CLEVELAND, Ohio– A national holiday in Ohio has come under scrutiny over the years, with some cities changing Columbus Day to Indigenous Peoples Day. In Cleveland, the city council chose to keep Columbus day, while celebrating the Indigenous Peoples’ Day on a different day.
- Columbus Day has come under scrutiny over the years
- Some cities have changed Columbus Day to Indigenous Peoples Day
- Some celebrate the change, others condemn it
Some are celebrating that decision while others condemn it.
The statue of Christopher Columbus sits in the little Italy neighborhood of Cleveland.
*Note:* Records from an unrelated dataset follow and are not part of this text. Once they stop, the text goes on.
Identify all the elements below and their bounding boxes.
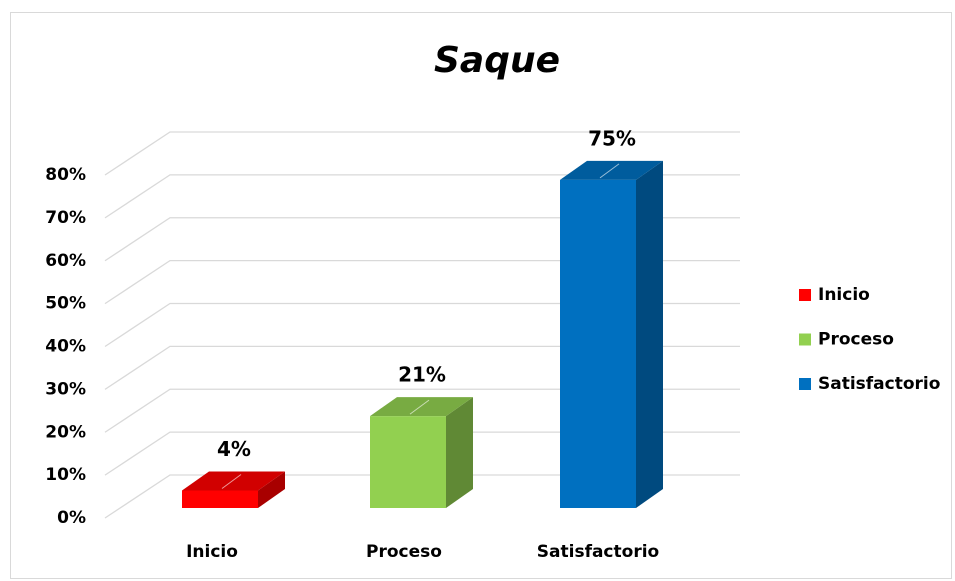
bar-side: [636, 160, 663, 508]
x-tick-label: Satisfactorio: [537, 542, 659, 562]
legend-label: Proceso: [818, 330, 894, 350]
bar-top: [370, 397, 473, 417]
bar-top-highlight: [599, 163, 620, 179]
bar: [560, 160, 663, 508]
bar: [370, 397, 473, 508]
x-tick-label: Proceso: [366, 542, 442, 562]
bar-side: [446, 397, 473, 508]
bar-front: [370, 416, 446, 508]
legend-swatch: [799, 333, 811, 346]
grid-line: [104, 174, 740, 219]
y-tick-label: 30%: [45, 379, 86, 399]
bar-top: [560, 160, 663, 180]
y-tick-label: 50%: [45, 294, 86, 314]
value-label: 4%: [217, 437, 251, 461]
legend-swatch: [799, 289, 811, 301]
grid-line: [104, 259, 740, 305]
y-tick-label: 70%: [45, 208, 86, 228]
grid-line: [104, 474, 740, 519]
bar: [182, 471, 285, 508]
grid-line: [104, 345, 740, 390]
y-tick-label: 20%: [45, 422, 86, 442]
bar-top-highlight: [409, 399, 430, 415]
bar-top-highlight: [221, 474, 242, 489]
y-tick-label: 80%: [45, 165, 86, 185]
y-tick-label: 60%: [45, 251, 86, 271]
legend-label: Inicio: [818, 285, 870, 305]
grid-line: [104, 431, 740, 476]
value-label: 21%: [398, 363, 446, 387]
legend-label: Satisfactorio: [818, 374, 940, 394]
bar-front: [182, 490, 258, 508]
grid-line: [104, 388, 740, 433]
bar-top: [182, 471, 285, 491]
y-tick-label: 10%: [45, 465, 86, 485]
grid-line: [104, 217, 740, 262]
y-tick-label: 0%: [57, 508, 86, 528]
chart-title: Saque: [434, 40, 560, 81]
y-tick-label: 40%: [45, 337, 86, 357]
legend-swatch: [799, 378, 811, 390]
grid-line: [104, 131, 740, 176]
grid-line: [104, 302, 740, 348]
x-tick-label: Inicio: [186, 542, 238, 562]
chart-border: [10, 12, 952, 579]
bar-side: [258, 471, 285, 508]
value-label: 75%: [588, 126, 636, 150]
bar-front: [560, 179, 636, 508]
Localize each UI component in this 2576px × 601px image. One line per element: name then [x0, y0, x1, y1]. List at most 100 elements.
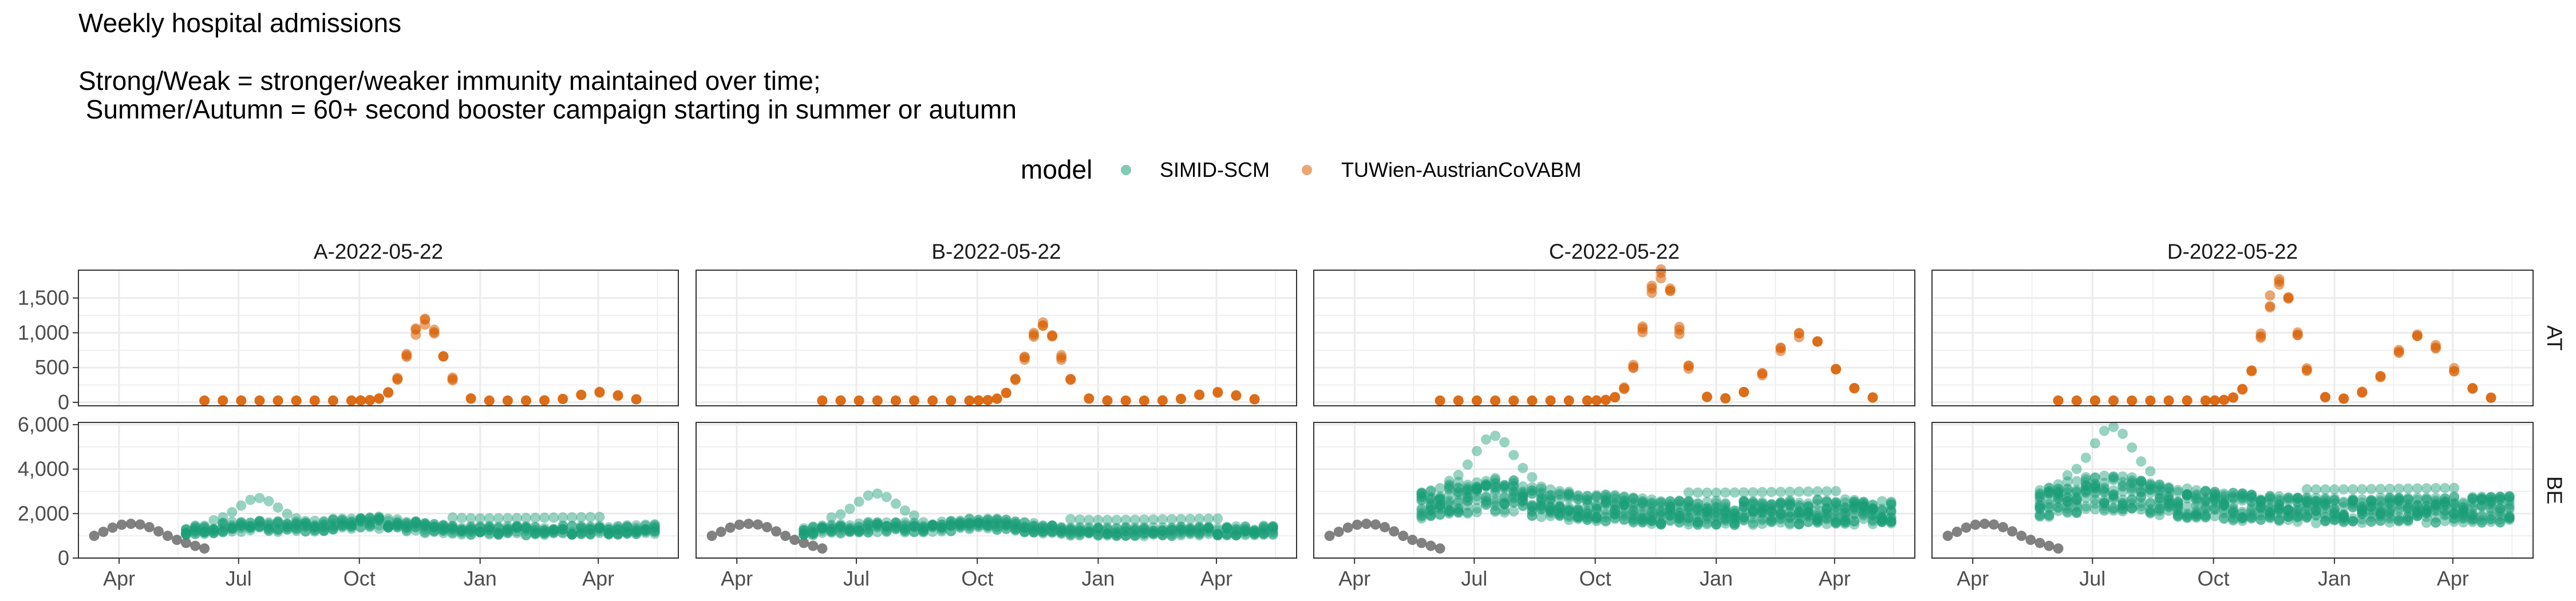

A city where the meaning of Columbus Day is different, depending on who you ask.
“It’s nice not to have to mourn extensively because the culture is worshiping if you want to call it that, honoring, if you want to call it that, the person who committed atrocities against us,” says Sundance, the Executive Director of the Cleveland American Indian Movement.
But he was disappointed to see Cleveland keep Columbus Day and honor Indigenous Peoples’ day in August, after backlash from many Italian American residents and elected leaders.
“I have nothing against Italian Americans. I have nothing against Italian heritage or culture. I do have something against a person who committed genocide and atrocity. And I don’t believe that it is appropriate to celebrate that person any day of the year,” says Sundance.
But for Angie Spitalieri, who runs the Northern Ohio Italian American Foundation, and opposed changing the holiday, it’s about much more than Christopher Columbus.
“It’s a way to show you’re being proud of being an Italian American, it’s the heritage, it’s the proudness to be together as a family, it’s to celebrate a day that we can take pride in,” says Angie Spitalieri, Executive Director of the Northern Ohio Italian American Foundation.
And that pride comes alive every Columbus day for the annual parade,
where thousands take to the streets to celebrate Italian heritage.
And while Spitalieri does support an Indigenous Peoples’ Day, she’s happy it’s in August and not October.
People are looking at the negative instead of the positive, and I think that happens more and more in our society today. We want to keep that tradition, and it’s not just Columbus Day, it’s the whole month of October.